HOSPITAL patients will soon be able to refer to league tables to find
which hospital or individual doctor offers the best chance of a cure.
Greater Glasgow Health Board expects to have data available in two or
three years covering a range of conditions, a senior board planner said
yesterday.
Awarding of contracts for treatment will have to take into account
objective data comparing outcomes between different hospitals and
clinicians, said Dr Harry Burns, deputy director of planning and
contracts.
Preliminary work by Dr Burns, which will feature in a BBC Panorama
programme tonight, compares treatment for two relatively uncommon
cancers, melanoma and testicular teratoma, at six West of Scotland
hospitals.
He found that the Beatson Oncology Centre at the Western Infirmary
offered a 10% higher chance of being still alive five years after
treatment.
''If it were my brother suffering from teratoma, I know which hospital
I would want him to go to,'' said Dr Burns, a former surgeon at the
Royal Infirmary.
''With this kind of information I don't think I would be able to sleep
at night if I had not made some contractual effort to make the best
choice.''
Dr Burns admitted that getting accurate data which presented a fair
picture would be complicated.
One factor in particular is that the best surgeon may appear to lose
more patients because he is handling the most desperate cases.
Not all the evidence will be as clear cut as the specialist Beatson
centre's performance on two relatively rare diseases.
''When it comes to something like breast or colon cancer, if we tried
to direct them all to the best hospital it would be swamped,'' said Dr
Burns. ''It means we will have to find out why some hospitals are better
and apply that to the others.
''I imagine most hospitals will be similar on most things. About 90%
will rank on a par, with only a few outstandingly better or worse.

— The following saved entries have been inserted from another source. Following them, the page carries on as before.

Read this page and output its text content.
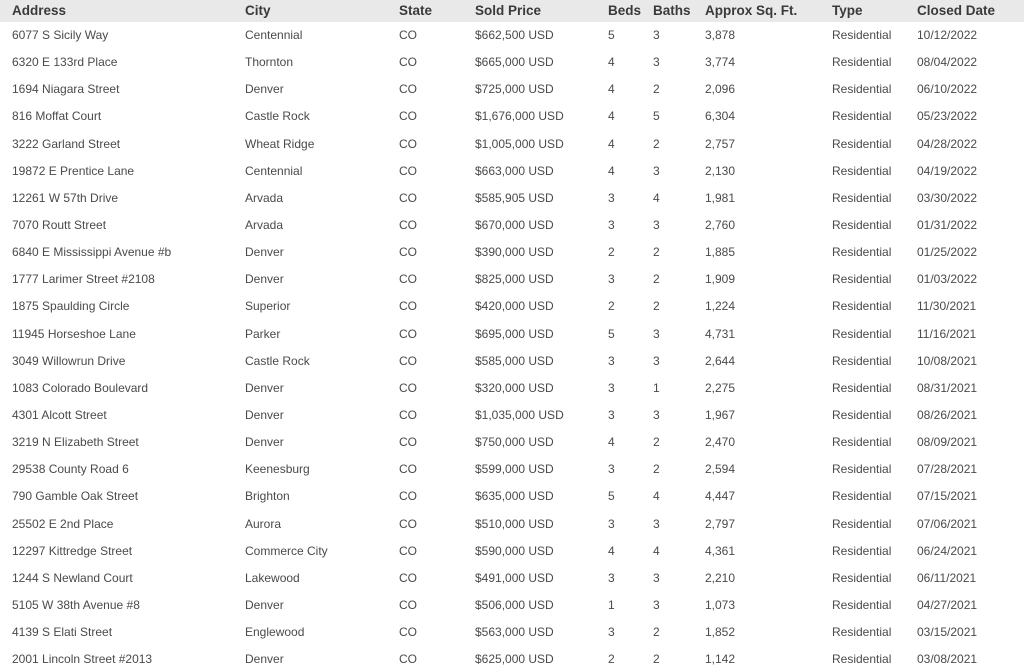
Address	City	State	Sold Price	Beds	Baths	Approx Sq. Ft.	Type	Closed Date
6077 S Sicily Way	Centennial	CO	$662,500 USD	5	3	3,878	Residential	10/12/2022
6320 E 133rd Place	Thornton	CO	$665,000 USD	4	3	3,774	Residential	08/04/2022
1694 Niagara Street	Denver	CO	$725,000 USD	4	2	2,096	Residential	06/10/2022
816 Moffat Court	Castle Rock	CO	$1,676,000 USD	4	5	6,304	Residential	05/23/2022
3222 Garland Street	Wheat Ridge	CO	$1,005,000 USD	4	2	2,757	Residential	04/28/2022
19872 E Prentice Lane	Centennial	CO	$663,000 USD	4	3	2,130	Residential	04/19/2022
12261 W 57th Drive	Arvada	CO	$585,905 USD	3	4	1,981	Residential	03/30/2022
7070 Routt Street	Arvada	CO	$670,000 USD	3	3	2,760	Residential	01/31/2022
6840 E Mississippi Avenue #b	Denver	CO	$390,000 USD	2	2	1,885	Residential	01/25/2022
1777 Larimer Street #2108	Denver	CO	$825,000 USD	3	2	1,909	Residential	01/03/2022
1875 Spaulding Circle	Superior	CO	$420,000 USD	2	2	1,224	Residential	11/30/2021
11945 Horseshoe Lane	Parker	CO	$695,000 USD	5	3	4,731	Residential	11/16/2021
3049 Willowrun Drive	Castle Rock	CO	$585,000 USD	3	3	2,644	Residential	10/08/2021
1083 Colorado Boulevard	Denver	CO	$320,000 USD	3	1	2,275	Residential	08/31/2021
4301 Alcott Street	Denver	CO	$1,035,000 USD	3	3	1,967	Residential	08/26/2021
3219 N Elizabeth Street	Denver	CO	$750,000 USD	4	2	2,470	Residential	08/09/2021
29538 County Road 6	Keenesburg	CO	$599,000 USD	3	2	2,594	Residential	07/28/2021
790 Gamble Oak Street	Brighton	CO	$635,000 USD	5	4	4,447	Residential	07/15/2021
25502 E 2nd Place	Aurora	CO	$510,000 USD	3	3	2,797	Residential	07/06/2021
12297 Kittredge Street	Commerce City	CO	$590,000 USD	4	4	4,361	Residential	06/24/2021
1244 S Newland Court	Lakewood	CO	$491,000 USD	3	3	2,210	Residential	06/11/2021
5105 W 38th Avenue #8	Denver	CO	$506,000 USD	1	3	1,073	Residential	04/27/2021
4139 S Elati Street	Englewood	CO	$563,000 USD	3	2	1,852	Residential	03/15/2021
2001 Lincoln Street #2013	Denver	CO	$625,000 USD	2	2	1,142	Residential	03/08/2021
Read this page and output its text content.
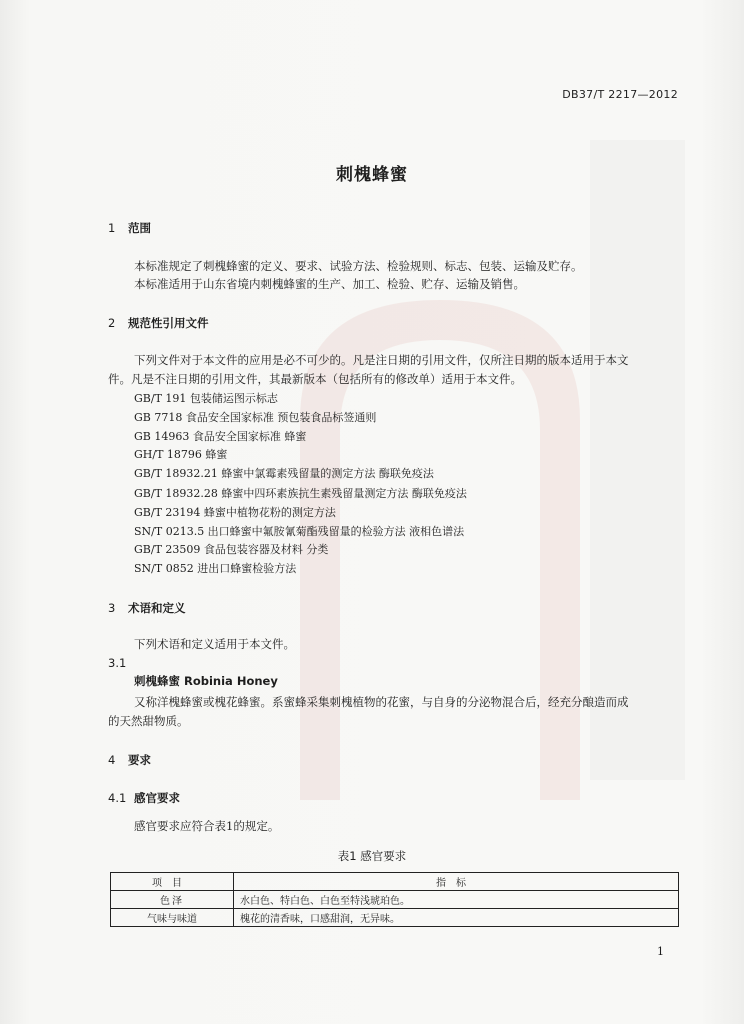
DB37/T 2217—2012
刺槐蜂蜜
1 范围
本标准规定了刺槐蜂蜜的定义、要求、试验方法、检验规则、标志、包装、运输及贮存。
本标准适用于山东省境内刺槐蜂蜜的生产、加工、检验、贮存、运输及销售。
2 规范性引用文件
下列文件对于本文件的应用是必不可少的。凡是注日期的引用文件，仅所注日期的版本适用于本文
件。凡是不注日期的引用文件，其最新版本（包括所有的修改单）适用于本文件。
GB/T 191 包装储运图示标志
GB 7718 食品安全国家标准 预包装食品标签通则
GB 14963 食品安全国家标准 蜂蜜
GH/T 18796 蜂蜜
GB/T 18932.21 蜂蜜中氯霉素残留量的测定方法 酶联免疫法
GB/T 18932.28 蜂蜜中四环素族抗生素残留量测定方法 酶联免疫法
GB/T 23194 蜂蜜中植物花粉的测定方法
SN/T 0213.5 出口蜂蜜中氟胺氰菊酯残留量的检验方法 液相色谱法
GB/T 23509 食品包装容器及材料 分类
SN/T 0852 进出口蜂蜜检验方法
3 术语和定义
下列术语和定义适用于本文件。
3.1
刺槐蜂蜜 Robinia Honey
又称洋槐蜂蜜或槐花蜂蜜。系蜜蜂采集刺槐植物的花蜜，与自身的分泌物混合后，经充分酿造而成
的天然甜物质。
4 要求
4.1 感官要求
感官要求应符合表1的规定。
表1 感官要求
项目	指标
色泽	水白色、特白色、白色至特浅琥珀色。
气味与味道	槐花的清香味，口感甜润，无异味。
1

''But if the changes in the NHS are going to mean anything in terms of
patient accountability, we must make the information available.
''It is only a matter of time before league tables are published of
hospitals and doctors, just as they are for schools, but it will be
equally complicated.
''It is important to get across to the doctors that this is not a
blaming exercise, but a recognition that some people are better at some
things than others. There is a lot of specialisation taking place
informally, worked out by doctors among themselves, and this raises
standards.
''But it means an end to the attitude that Doctor Knows Best. Too many
services have grown up because this doctor or that was interested in it.